Clojure中的DB和Client实现代码如下:

DB实现(通过调用control.py实现):

(defn startall!
  ""
  [node]
  (info node "start TestService")
  (c/cd bin-path
        (c/exec "./control.py" "start")
        (c/exec :sleep 1))
)

(defn stopall!
  ""
  [node]
  (info node "stop TestService")
  (c/cd bin-path
        (c/exec "./control.py" "stop")
  )
)

(defn DB
    "TestService for a particular version."
    [version]
    (reify db/DB
          (setup! [_ test node]
                  (info node "installing TestService" version)
                  (doto node (startall!)))

          (teardown! [_ test node]
                  (info node "tearing down TestService")
                  (doto node (stopall!)))
      ))

Client实现(通过调用jepsen_test实现)

(def bin-path "/root/jepsen_work_dir")

(defn reg-get!
    "get a value for id"
    [node id]
        (c/on "jepsen_control"
            (c/su
                (c/cd bin-path
                    (c/exec "./jepsen_test" "get")))))

(defn reg-set!
    "set a value for id"
    [node id value]
        (c/on "jepsen_control"
            (c/su
                (c/cd bin-path
                    (c/exec "./jepsen_test" "set")))))

(defn reg-cas!
    "cas set a value for id"
    [node id value1 value2]
        (c/on "jepsen_control"
            (c/su
                (c/cd bin-path
                    (c/exec "./jepsen_test" "cas")))))

(defrecord Client [k client]
  client/Client
  (open! [this test node]
    (assoc this :client node))
  (setup! [this test])

  (invoke! [this test op]
           (try
             (case (:f op)
               :read  (let [resp (-> client
                                     (reg-get! k))]
                        (assoc op :type :ok :value (parse-long resp)))
               :write (do (->> (:value op)
                               (reg-set! client k))
                        (assoc op :type :ok))

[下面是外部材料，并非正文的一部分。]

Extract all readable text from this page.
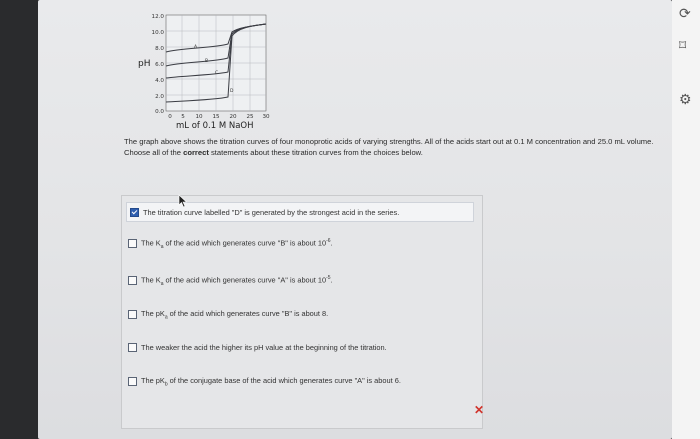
A
B
C
D
12.0
10.0
8.0
6.0
4.0
2.0
0.0
pH
0 5 10 15 20 25 30
mL of 0.1 M NaOH
The graph above shows the titration curves of four monoprotic acids of varying strengths. All of the acids start out at 0.1 M concentration and 25.0 mL volume. Choose all of the correct statements about these titration curves from the choices below.
The titration curve labelled "D" is generated by the strongest acid in the series.
The $K_a$ of the acid which generates curve "B" is about $10^{-6}$.
The $K_a$ of the acid which generates curve "A" is about $10^{-5}$.
The $pK_a$ of the acid which generates curve "B" is about 8.
The weaker the acid the higher its pH value at the beginning of the titration.
The $pK_b$ of the conjugate base of the acid which generates curve "A" is about 6.
✕
⟳
⌑
⚙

               :cas   (let [[value value'] (:value op)]
                         (reg-cas! client k value value')
                        (assoc op :type :ok )))
             (catch Exception e
               (let [msg (str/trim (.getMessage e))]
                 (cond
                   (str/includes? msg "returned non-zero exit status 1 on ") (assoc op :type :fail, :error :atomic-failed)
                   (str/includes? msg "returned non-zero exit status 2 on ") (assoc op :type (if (= :read (:f op)) :fail :info), :error :timed-out)
                   :else (assoc op :type :info, :error :unknow-error))))))

  (teardown! [_ test])
  (close! [_ test])
)

3.2 运行

现在看下怎么在容器中运行上面的Jepsen测试程序。具体命令如下:

# 在容器中创建如下目录
mkdir -p /root/jepsen_work_dir/

# copy control.py到DB节点该目录下面
docker cp control.py n1:/root/jepsen_work_dir/

# copy c++ binary jepsen_test到控制节点该目录下面
docker cp jepsen_test jepsen_control:/root/jepsen_work_dir/

# 用附录中的etcdemo.clj替换控制节点容器内部的文件/jepsen/jepsen.etcdemo/src/jepsen/etcdemo.clj
docker cp etcdemo.clj jepsen_control:/jepsen/jepsen.etcdemo/src/jepsen/etcdemo.clj

# 进入控制节点内部,运行如下命令
docker exec -ti jepsen_control bash
cd /jepsen/jepsen.etcdemo
lein run test -n n1

在上面的Mock实现中,实际上让所有操作都成功,并且所有Get都会返回0,这样实际上会导致违反线性一致性,运行时会报错。

运行结果如下:

:model {:msg "can't read 0 from register 2"}}]),
 :previous-ok
 {:process 0,
  :type :ok,
  :f :cas,
  :value [0 2],
  :index 5,
  :time 5137773669},
 :last-op
 {:process 0,
  :type :ok,
  :f :cas,
  :value [0 2],
  :index 5,
  :time 5137773669},
 :op
 {:process 0,
  :type :ok,
  :f :read,
  :value 0,
  :index 7,
  :time 6036683751}}


Analysis invalid! (ノಥ益ಥ)ノ ┻━┻

通过上面的这些介绍,目前应该可以方便地建立起一个jepsen测试环境实际动手体验一下。

4.附录

etcdemo.clj

(ns jepsen.etcdemo
    (:require [clojure.tools.logging :refer :all]
              [clojure.string :as str]
              [knossos.model :as model]
              [jepsen [cli :as cli]
                      [control :as c]
                      [db :as db]
                      [client :as client]
                      [generator :as gen]
                      [nemesis :as nemesis]
                      [checker :as checker]
                      [tests :as tests]]
              [jepsen.control.util :as cu]
              [jepsen.os.debian :as debian]))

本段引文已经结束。